Este é um Orçamento para a classe média?
Essa é de facto uma das dúvidas que ainda persiste. Recentemente fizemos um survey sobre o que é expectável, sobre o que o que as pessoas ambicionam ver no Orçamento do Estado. De facto, se alguns destes desejos aspiracionais forem contemplados pode haver um alívio, não só pela introdução de medidas como o quociente familiar — que pode ajudar as famílias numerosas com mais de dois ou três dependentes — mas também por uma eventual mexida nas deduções à coleta do IRS. Mas não creio que a carga fiscal como um todo vá sofrer muito, porque, de acordo com o que temos vindo a assistir, sempre que há uma medida de alívio fiscal ao nível IRS, isso acaba por ser compensado com medidas fiscais ao nível do consumo. A receita fiscal terá de ser compensada, porque, de facto, o Governo precisa das receitas para prosseguir a sua função de financiar o Orçamento do Estado.
Portanto, tira-se de um lado para se pôr no outro…

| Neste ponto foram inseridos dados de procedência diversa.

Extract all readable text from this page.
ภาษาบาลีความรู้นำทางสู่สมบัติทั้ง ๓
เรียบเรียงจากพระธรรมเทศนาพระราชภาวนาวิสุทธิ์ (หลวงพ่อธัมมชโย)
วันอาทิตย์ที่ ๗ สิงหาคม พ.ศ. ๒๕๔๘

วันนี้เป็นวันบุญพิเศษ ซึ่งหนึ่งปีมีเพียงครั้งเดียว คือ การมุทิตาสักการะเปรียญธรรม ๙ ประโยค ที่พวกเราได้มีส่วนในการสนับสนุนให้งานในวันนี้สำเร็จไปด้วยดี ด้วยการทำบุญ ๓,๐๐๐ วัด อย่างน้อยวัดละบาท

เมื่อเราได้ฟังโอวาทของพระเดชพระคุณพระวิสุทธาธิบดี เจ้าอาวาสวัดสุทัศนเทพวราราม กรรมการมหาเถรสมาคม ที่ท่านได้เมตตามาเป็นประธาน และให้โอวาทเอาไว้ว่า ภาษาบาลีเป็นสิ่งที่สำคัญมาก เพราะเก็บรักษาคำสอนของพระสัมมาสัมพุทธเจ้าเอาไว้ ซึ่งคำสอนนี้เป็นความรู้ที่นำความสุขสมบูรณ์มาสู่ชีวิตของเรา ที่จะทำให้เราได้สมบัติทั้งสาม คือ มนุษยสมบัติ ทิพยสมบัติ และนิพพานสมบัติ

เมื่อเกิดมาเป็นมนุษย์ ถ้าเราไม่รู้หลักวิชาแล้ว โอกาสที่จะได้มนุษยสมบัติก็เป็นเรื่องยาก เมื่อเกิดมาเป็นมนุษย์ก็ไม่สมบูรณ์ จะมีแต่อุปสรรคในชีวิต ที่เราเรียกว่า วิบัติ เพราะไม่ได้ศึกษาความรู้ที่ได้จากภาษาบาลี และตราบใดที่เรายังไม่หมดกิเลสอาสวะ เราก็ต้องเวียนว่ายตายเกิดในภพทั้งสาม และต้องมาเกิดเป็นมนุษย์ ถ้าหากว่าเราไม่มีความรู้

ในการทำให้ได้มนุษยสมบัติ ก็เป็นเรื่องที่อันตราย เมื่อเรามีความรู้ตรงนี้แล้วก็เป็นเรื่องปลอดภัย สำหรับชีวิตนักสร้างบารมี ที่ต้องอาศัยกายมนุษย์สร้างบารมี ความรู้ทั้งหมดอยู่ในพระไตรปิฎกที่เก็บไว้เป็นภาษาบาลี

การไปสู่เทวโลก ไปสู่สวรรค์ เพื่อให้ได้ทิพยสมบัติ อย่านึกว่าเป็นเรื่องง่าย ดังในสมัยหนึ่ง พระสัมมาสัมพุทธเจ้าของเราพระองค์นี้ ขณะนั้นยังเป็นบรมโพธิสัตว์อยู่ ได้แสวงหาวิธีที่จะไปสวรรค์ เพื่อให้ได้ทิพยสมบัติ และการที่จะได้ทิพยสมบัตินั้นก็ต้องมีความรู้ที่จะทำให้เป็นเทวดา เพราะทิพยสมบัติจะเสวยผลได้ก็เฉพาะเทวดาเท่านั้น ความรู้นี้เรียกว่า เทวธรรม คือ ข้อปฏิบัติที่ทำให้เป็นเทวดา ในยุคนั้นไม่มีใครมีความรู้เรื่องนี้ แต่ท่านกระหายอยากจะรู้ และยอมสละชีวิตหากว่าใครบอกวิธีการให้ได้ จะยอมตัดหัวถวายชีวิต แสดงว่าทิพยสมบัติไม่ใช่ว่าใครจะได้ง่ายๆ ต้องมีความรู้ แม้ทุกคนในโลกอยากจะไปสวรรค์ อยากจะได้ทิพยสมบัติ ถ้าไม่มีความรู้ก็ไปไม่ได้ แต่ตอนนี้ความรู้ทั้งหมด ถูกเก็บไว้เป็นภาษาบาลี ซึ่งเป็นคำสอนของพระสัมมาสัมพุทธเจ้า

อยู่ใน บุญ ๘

É provável. O Governo não tem muita margem para descer impostos. Ainda há pouco tempo vimos o aumento nominal das receitas fiscais, que se situam à volta dos 67 mil milhões de euros, mas em termos de peso face ao Produto Interno Bruto (PIB) estamos em níveis de 2015. O peso que a carga fiscal tem face ao PIB está em níveis de momentos em que se falava em aumentos brutais de impostos. Não há um aumento da carga fiscal face ao PIB, há aumento da receita em termos nominais, porque há crescimento económico. Portanto, não estou à espera que a classe média vá sentir bastante alívio, nem vá ter um aumento da sua fatura com impostos.
Quanto à proposta de um desconto fiscal para os emigrantes que queiram regressar, é relevante neste momento?
É uma medida que tem de ser bem explicada. Há duas vertentes nessa discussão. O país perdeu mão-de-obra, alguma qualificada, e se calhar faz sentido dar um incentivo ao retorno. Quando saíram de Portugal havia taxas de desemprego na ordem dos 17% e hoje o nível de desemprego está muito baixo. Portanto, é natural que se tente incentivar o retorno das pessoas que saíram do país, até porque determinados setores vão-se queixando com falta de mão-de-obra e de mão-de-obra qualificada. Numa perspetiva de equidade, e essa é a segunda vertente, para quem cá ficou coloca-se a questão: por que razão é que se deve premiar quem saiu, quando quem cá ficou sofreu o processo de aumento de impostos? Porque é que os que ficaram não têm também um incentivo quase equivalente? É uma discussão que passa muito por opções políticas. Entendo melhor um regime como o regime do residente não habitual, na medida em que premeia pessoas que estiveram fora do país e regressam para desempenhar as funções de valor acrescentado do que um regime mais generalista, que abarca tudo e todos, simplesmente por regressarem ao país.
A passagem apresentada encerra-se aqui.